Sunday, November 10, 2013

Veterans Day: Incorporating Veterans into your Classroom

By Margaret Duncan, Ed.D.

On the 11th hour of the 11th day of the 11th month of 1918, an armistice was declared between the Allied nations and Germany in the First World War. This war, the so called "Great War" and “War to End All Wars” was officially over.  A year later, the day was commemorated as Armistice Day and would later be a legal federal holiday in the United States starting in 1938. It is because more wars would follow that Armistice Day would evolve into Veterans Day.  This evolution allows for all Veterans of all wars be honored. 
Vietnam Veteran Jack Deleshaw speaking to students
As a teacher, I have over the years attempted to invite Veterans into my classroom and school to speak to students.  Within my career, I have been honored to have Veterans from World War II, Korea and Vietnam speak.  At the beginning of my career, WWII veterans were easy to get, however, over the years I had to make the switch to Vietnam veterans.  It saddens me that we are losing so many members of this “Greatest Generation” daily.  I am lucky to have as many speak as I did.  For the last 12 years my school has coordinated a Vietnam Speaker Event for all 10th and 11th grade students.  This annual event has been replicated at other schools with great success.  

I have worked with the same Vietnam Veteran’s group for many years.  The Henry County wing of the Atlanta Vietnam Veterans Business Association has always been good to my students, my school, and me.

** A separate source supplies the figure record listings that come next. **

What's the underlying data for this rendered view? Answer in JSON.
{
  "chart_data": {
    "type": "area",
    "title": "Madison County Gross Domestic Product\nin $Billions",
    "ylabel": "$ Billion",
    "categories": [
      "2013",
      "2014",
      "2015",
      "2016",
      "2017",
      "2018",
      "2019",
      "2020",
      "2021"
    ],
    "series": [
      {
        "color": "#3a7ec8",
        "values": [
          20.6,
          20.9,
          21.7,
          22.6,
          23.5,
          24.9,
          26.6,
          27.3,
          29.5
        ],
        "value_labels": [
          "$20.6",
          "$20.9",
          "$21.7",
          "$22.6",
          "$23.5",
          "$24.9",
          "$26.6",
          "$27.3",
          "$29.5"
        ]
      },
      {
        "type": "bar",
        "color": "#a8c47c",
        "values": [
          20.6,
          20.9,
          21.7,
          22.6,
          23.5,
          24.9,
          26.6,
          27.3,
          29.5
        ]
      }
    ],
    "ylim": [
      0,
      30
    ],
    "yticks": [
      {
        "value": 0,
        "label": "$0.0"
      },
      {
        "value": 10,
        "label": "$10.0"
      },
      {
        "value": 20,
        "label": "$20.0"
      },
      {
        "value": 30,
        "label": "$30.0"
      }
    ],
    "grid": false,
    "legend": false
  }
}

Each year, I have had between 10-12 Veterans take time out of their life to share experiences with students.  In 2011, my school was lucky enough to get Medal of Honor recipient Colonel Joe Marm speak.  Col. Marm was awarded the Medal of Honor for his actions at the Battle of Ia Drang. 

Medal of Honor Recipient Col. Joe Marm and Me
at the 2011 Vietnam Veteran Speaker Event.
 While Veterans Day is for all Veterans—Past and Present, the day should not be confused with Memorial Day.  This confusion is often made by my students.  Whereas, Memorial Day is to honor all service members who died in service to their country or as a result of injuries incurred during battle, Veterans Day pays tribute to all American veterans--living or dead.  Veterans Day is so that we can give thanks to living veterans who served their country honorably during war or peacetime.